In light of all that though, Josh had made an appointment with an attorney to move forward in the divorce process.  He told Jen one Friday that everything was set for a meeting the following Monday morning.

However, Josh called Jennifer that Monday and informed her he cancelled the appointment.  Jen was angry.  She wanted closure and just wanted the whole ordeal to be over.  Little did she know that over that weekend, Josh had run in to an old friend who had been in his same situation years before.  The friend advised Josh, “Don’t give up!”

Meanwhile, that same Monday, on a flight heading back to work, Jen was seated next to an older gentleman who just so happened to be a chaplain.  The two began a conversation that would turn into a wonderful friendship to this day.  G.A., as Jennifer calls him, (short for guardian angel) would text or call her daily, encouraging her, reminding her to trust in what God had for her.  He continually took the focus off of her marriage and had her reflect upon herself.  He would call her to let her know he was praying for her, even calling her one night at 4 a.m. giving her a word that he had received for her.  It turns out it was confirmation the exact same word that Jennifer was given at her Bible study only hours before! God was continually placing people in both Jennifer and Josh’s lives that would encourage them not to give up on their marriage. 

A few weeks later, Jennifer and Josh met up for coffee and the tide began to turn.  They began talking more and getting to know each other again.  They started courting and Jennifer realized that Josh was a changed man.  There was something wonderfully different about him.  And that wonderfully different thing was that he was now a man transformed by the love of Christ!

Jennifer and Josh were slowly growing closer together again.  The couple came to the realization that they truly wanted to start over.  Two months later, Josh re-proposed with a new engagement ring and the couple decided to renew their vows.  They agreed that since they were starting over, they wanted a new beginning.  So the day before their renewal ceremony, they were baptized together.

Jennifer and Josh’s marriage is drastically different these days.  They made God the center of their marriage. They agreed that their free will had put them into their original situation but it was also their free will that allowed them to choose to be obedient to God.  God transformed both of them and healed their marriage.

Today, Jennifer and Josh live with their adorable daughter, Audrey and are joyfully awaiting the arrival of Baby Nora this February. They still have their ups and downs like any married couple does but after having experienced the true eternal love of Jesus and the power of forgiveness, they have vowed to never revert back to their past.  They don’t dwell on their past but willingly share their testimony with others. Their biggest message for couples today is that no matter where you were when you met your spouse, the reason why God put you in each other’s lives is to show your spouse how much God loves them through YOU!

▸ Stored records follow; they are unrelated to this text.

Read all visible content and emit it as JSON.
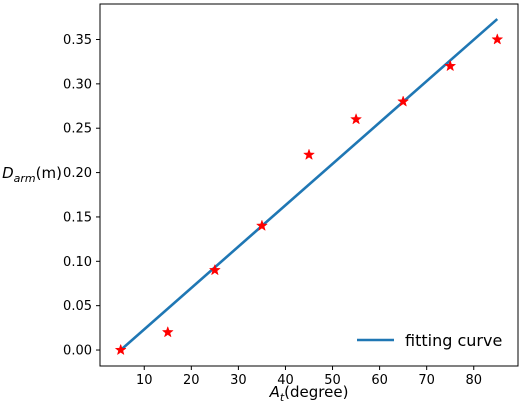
{
  "chart_data": {
    "type": "scatter",
    "title": "",
    "xlabel": {
      "main": "A",
      "sub": "t",
      "rest": "(degree)"
    },
    "ylabel": {
      "main": "D",
      "sub": "arm",
      "rest": "(m)"
    },
    "xlim": [
      0.6,
      89.4
    ],
    "ylim": [
      -0.018,
      0.39
    ],
    "xticks": [
      10,
      20,
      30,
      40,
      50,
      60,
      70,
      80
    ],
    "yticks": [
      0.0,
      0.05,
      0.1,
      0.15,
      0.2,
      0.25,
      0.3,
      0.35
    ],
    "ytick_decimals": 2,
    "grid": false,
    "legend": {
      "position": "lower-right"
    },
    "series": [
      {
        "name": "fitting curve",
        "kind": "line",
        "color": "#1f77b4",
        "x": [
          5,
          85
        ],
        "y": [
          0.0,
          0.373
        ]
      },
      {
        "kind": "scatter",
        "marker": "star",
        "color": "#ff0000",
        "x": [
          5,
          15,
          25,
          35,
          45,
          55,
          65,
          75,
          85
        ],
        "y": [
          0.0,
          0.02,
          0.09,
          0.14,
          0.22,
          0.26,
          0.28,
          0.32,
          0.35
        ]
      }
    ]
  }
}
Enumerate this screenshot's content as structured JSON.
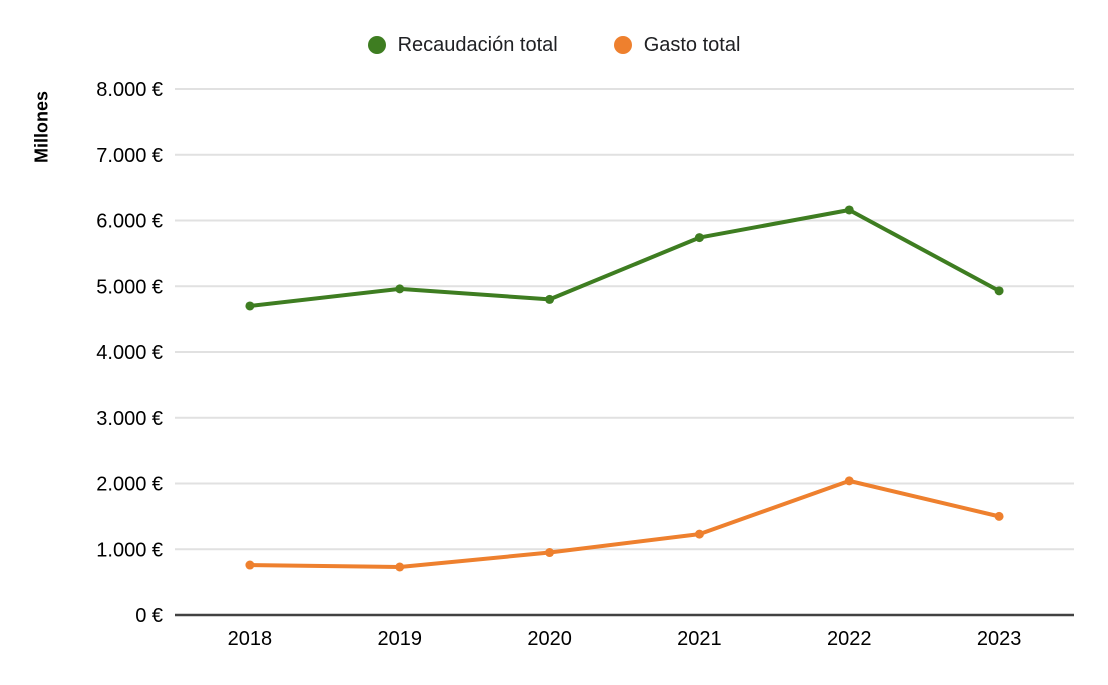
{
  "legend": {
    "items": [
      {
        "label": "Recaudación total",
        "color": "#3e7d21"
      },
      {
        "label": "Gasto total",
        "color": "#ee802e"
      }
    ]
  },
  "chart_data": {
    "type": "line",
    "categories": [
      "2018",
      "2019",
      "2020",
      "2021",
      "2022",
      "2023"
    ],
    "series": [
      {
        "name": "Recaudación total",
        "color": "#3e7d21",
        "values": [
          4700,
          4960,
          4800,
          5740,
          6160,
          4930
        ]
      },
      {
        "name": "Gasto total",
        "color": "#ee802e",
        "values": [
          760,
          730,
          950,
          1230,
          2040,
          1500
        ]
      }
    ],
    "title": "",
    "xlabel": "",
    "ylabel": "Millones",
    "ylim": [
      0,
      8000
    ],
    "y_tick_step": 1000,
    "y_tick_labels": [
      "0 €",
      "1.000 €",
      "2.000 €",
      "3.000 €",
      "4.000 €",
      "5.000 €",
      "6.000 €",
      "7.000 €",
      "8.000 €"
    ],
    "grid": true,
    "legend_position": "top",
    "axis_color": "#424242",
    "grid_color": "#e1e1e1",
    "label_color": "#000000"
  }
}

Now dry those happy tears, clear away the Kleenex!  It’s time for Jennifer to answer the Super Six questions!
  1. Are you a morning person or night owl? Night owl!!!
  2. What was the last book you read? “Captivating” by John & Stasi Eldredge
  3. What is your favorite way to relax? Getting a massage or maybe a mani/pedi!
  4. What would you have for the perfect meal? That’s a hard question for a pregnant woman! A good rib eye steak, crawfish etteoufe, some veggies and sweet tea.
  5. What is your favorite Scripture to meditate on in times of stress? There’s so many…  Philippians 4:13, the verses about the armor of God and the fruits of the Spirit.
  6. What is your favorite thing about West Ridge? The people!  Jesus shines through everyone there!